The way that we are going to actually do this is to repeatedly generate new datasets of the same length as our original by sampling with replacement from our original dataset. Here is one such new sample:

bs.samp <- d[sample(1:nrow(d), replace=T),]
cor(d$x, d$y)
#> [1] 0.2569832
cor(bs.samp$x, bs.samp$y)
#> [1] 0.2310803
#Not the same!

Why is it important that we sample with replacement. Well if we sample without replacement we will just select the rows of the old dataset one at a time until we have selected all of them. In the end we will be left with an exact re-creation of our old dataset in a new order:

bs.samp <- d[sample(1:nrow(d), replace=F),]
cor(d$x, d$y)
#> [1] 0.2569832
cor(bs.samp$x, bs.samp$y)
#> [1] 0.2569832
#The same!

Having repeated entries is key into creating variance that generates different samples everytime you generate a new bootstrap sample.

OK, that’s all fine, but does it work? Let’s repeatedly generate new bootstrap samples and calculate the correlation coefficient.

bs.samp.dist <- rep(NA, 10000)
for(i in 1:10000){
  bs.samp <- d[sample(1:nrow(d), replace=T),]
  bs.samp.dist[i] <- cor(bs.samp$x, bs.samp$y)
}

And let’s compare to the true sampling distribution:

plot(density(cor.samp.dist), col="darkblue")
points(density(bs.samp.dist), col="firebrick", type="l")
abline(v=0, lty=2)
sd(cor.samp.dist)
#> [1] 0.0428987
sd(bs.samp.dist)
#> [1] 0.04045926

Now, these two sampling distributions are not centered in the same place. But does that really matter? The true sampling distribution is centered around the true population correlation, which we are never going to know. The bootstrap sampling distribution is centered around the correlation in the sample.

But think about when we calculate a standard error in a sample using an equation. In that case all we would get is a standard error, we don’t get to recover the true location of a mean, or difference in mean, or correlation.

What we do get is an extremely reasonable approximation of the standard deviation of the sampling distribution. And what is that: the standard error!

What can we do with our bootstrap estimates?

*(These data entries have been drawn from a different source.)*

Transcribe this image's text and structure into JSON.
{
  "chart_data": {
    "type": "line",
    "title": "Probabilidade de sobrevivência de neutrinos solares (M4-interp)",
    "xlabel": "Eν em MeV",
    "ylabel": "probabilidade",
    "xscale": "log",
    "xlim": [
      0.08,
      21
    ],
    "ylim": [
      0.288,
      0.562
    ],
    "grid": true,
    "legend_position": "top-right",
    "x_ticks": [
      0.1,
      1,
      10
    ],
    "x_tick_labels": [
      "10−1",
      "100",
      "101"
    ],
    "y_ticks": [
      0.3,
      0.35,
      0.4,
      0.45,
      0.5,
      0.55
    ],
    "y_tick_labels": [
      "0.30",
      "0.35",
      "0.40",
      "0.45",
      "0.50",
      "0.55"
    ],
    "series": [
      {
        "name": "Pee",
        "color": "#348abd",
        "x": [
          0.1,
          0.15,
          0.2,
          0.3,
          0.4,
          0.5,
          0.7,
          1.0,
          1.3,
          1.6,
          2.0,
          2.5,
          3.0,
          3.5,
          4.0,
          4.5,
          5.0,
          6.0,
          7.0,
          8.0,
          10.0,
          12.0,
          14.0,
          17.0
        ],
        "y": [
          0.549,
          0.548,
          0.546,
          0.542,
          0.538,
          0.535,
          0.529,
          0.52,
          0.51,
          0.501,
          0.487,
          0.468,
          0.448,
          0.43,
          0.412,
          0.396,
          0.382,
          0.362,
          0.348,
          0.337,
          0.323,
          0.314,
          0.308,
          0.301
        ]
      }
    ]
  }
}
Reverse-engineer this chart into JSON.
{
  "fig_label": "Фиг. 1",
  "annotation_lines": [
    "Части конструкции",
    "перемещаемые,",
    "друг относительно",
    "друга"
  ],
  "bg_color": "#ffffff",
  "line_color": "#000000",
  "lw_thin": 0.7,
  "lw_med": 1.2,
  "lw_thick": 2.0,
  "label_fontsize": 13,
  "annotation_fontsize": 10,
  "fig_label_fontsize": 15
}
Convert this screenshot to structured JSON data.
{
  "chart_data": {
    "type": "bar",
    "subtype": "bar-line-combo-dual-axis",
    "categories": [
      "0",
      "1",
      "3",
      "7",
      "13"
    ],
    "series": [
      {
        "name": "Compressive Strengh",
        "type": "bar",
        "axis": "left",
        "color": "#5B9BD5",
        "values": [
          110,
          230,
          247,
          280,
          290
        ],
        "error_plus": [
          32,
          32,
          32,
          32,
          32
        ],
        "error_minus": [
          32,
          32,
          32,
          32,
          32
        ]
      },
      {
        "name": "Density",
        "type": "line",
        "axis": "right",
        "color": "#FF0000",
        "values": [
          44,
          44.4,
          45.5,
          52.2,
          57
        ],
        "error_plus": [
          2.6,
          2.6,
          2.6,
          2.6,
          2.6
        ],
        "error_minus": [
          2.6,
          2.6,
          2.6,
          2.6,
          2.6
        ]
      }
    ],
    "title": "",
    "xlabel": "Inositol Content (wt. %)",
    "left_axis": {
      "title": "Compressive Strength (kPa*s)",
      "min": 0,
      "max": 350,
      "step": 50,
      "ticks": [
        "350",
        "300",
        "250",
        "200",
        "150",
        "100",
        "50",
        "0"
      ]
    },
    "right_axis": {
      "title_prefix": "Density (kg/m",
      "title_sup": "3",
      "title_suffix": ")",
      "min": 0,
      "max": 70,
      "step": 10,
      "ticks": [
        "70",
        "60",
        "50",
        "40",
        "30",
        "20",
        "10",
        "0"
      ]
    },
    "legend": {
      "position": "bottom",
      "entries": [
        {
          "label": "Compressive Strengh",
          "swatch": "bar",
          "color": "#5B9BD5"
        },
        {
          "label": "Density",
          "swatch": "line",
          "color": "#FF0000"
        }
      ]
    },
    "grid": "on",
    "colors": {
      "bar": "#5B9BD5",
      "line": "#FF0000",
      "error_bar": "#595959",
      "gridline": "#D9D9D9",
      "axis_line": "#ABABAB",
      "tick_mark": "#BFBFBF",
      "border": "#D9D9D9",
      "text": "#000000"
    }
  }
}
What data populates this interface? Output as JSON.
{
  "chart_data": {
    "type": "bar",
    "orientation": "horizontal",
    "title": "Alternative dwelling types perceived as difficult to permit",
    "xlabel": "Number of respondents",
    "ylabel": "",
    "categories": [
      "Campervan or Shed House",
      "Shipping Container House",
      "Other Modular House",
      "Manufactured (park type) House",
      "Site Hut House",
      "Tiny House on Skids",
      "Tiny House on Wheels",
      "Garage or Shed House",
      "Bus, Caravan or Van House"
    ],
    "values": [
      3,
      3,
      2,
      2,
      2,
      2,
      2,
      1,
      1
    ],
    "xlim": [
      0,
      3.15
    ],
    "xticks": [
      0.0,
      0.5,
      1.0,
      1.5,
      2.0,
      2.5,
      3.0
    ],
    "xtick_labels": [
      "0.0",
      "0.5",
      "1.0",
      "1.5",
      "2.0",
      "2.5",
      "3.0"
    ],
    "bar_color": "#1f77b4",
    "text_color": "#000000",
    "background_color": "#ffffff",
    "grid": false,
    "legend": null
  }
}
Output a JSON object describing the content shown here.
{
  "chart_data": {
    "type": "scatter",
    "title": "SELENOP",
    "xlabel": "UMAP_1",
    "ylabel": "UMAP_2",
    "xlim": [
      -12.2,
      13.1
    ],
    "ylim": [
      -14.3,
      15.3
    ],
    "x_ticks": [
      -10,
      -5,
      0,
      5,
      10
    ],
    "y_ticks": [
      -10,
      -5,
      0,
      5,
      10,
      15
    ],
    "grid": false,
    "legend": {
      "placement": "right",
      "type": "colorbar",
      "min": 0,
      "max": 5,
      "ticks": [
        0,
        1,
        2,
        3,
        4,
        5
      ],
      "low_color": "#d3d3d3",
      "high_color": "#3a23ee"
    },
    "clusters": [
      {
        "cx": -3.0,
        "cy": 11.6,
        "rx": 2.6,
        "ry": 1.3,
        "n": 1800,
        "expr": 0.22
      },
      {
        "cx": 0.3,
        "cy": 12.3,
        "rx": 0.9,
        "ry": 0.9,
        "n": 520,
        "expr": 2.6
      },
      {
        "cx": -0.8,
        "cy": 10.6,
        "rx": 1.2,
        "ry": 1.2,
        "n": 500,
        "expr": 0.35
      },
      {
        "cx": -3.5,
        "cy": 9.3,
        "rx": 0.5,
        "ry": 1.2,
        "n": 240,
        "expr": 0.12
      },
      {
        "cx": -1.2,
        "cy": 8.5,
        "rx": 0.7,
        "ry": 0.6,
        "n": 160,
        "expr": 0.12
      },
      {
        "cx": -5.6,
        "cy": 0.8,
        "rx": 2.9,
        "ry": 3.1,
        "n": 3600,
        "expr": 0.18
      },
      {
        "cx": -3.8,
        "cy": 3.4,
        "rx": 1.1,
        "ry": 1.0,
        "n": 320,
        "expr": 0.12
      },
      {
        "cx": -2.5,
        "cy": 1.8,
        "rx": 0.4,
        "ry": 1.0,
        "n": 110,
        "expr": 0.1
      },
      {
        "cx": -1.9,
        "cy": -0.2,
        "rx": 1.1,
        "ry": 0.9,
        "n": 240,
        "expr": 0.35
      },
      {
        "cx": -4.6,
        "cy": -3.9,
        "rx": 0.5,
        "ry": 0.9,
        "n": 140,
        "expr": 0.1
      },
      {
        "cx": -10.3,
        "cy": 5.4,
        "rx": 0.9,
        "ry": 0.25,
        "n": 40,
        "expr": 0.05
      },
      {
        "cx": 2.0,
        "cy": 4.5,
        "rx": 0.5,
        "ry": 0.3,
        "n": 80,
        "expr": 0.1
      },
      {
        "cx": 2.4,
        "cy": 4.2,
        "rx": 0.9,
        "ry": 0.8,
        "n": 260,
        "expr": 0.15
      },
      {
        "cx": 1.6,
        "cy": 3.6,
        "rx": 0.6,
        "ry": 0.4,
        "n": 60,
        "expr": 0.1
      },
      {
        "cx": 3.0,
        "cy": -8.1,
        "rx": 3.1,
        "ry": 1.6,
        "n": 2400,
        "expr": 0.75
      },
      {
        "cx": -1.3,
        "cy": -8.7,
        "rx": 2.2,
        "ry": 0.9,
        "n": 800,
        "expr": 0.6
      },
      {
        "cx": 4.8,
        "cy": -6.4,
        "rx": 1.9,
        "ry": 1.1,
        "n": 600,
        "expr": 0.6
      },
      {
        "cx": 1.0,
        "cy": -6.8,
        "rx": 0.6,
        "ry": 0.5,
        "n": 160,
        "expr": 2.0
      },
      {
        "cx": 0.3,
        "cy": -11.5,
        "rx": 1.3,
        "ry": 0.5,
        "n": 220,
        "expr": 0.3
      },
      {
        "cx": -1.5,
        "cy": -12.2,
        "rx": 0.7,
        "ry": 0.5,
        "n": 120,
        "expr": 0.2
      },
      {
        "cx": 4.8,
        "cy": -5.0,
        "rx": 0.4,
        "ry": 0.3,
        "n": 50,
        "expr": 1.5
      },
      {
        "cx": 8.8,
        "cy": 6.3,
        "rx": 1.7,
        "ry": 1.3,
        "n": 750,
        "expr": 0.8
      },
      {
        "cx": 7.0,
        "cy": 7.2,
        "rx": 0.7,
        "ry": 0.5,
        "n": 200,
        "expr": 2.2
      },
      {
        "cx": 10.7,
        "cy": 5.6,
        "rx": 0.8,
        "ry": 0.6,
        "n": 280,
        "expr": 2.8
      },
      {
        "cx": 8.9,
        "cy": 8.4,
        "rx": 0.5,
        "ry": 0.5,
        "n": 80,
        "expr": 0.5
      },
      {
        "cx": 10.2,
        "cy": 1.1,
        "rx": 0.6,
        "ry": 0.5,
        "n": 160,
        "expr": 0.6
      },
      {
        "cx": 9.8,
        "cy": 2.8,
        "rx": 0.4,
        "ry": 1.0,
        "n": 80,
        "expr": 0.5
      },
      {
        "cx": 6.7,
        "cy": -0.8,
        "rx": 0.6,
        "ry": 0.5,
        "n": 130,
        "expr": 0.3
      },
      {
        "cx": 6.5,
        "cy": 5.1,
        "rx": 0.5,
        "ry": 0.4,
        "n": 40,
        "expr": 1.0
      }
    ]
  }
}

Usually what people do is to use the bootstrap estimates to form a 95% confidence interval. We can determine this empirically by using the quantile function

quantile(bs.samp.dist, .025)
#>      2.5% 
#> 0.1764792
quantile(bs.samp.dist, .975)
#>     97.5% 
#> 0.3348584

If we are willing to assume that the sampling distribution is normally distributed, we can also use the standard error to perform a hypothesis test under a null hypothesis:

z.score <- cor(d$x, d$y)/sd(bs.samp.dist)
p <- pnorm(z.score, lower.tail=F)*2
p
#> [1] 2.130112e-10

More proof that this works on monday!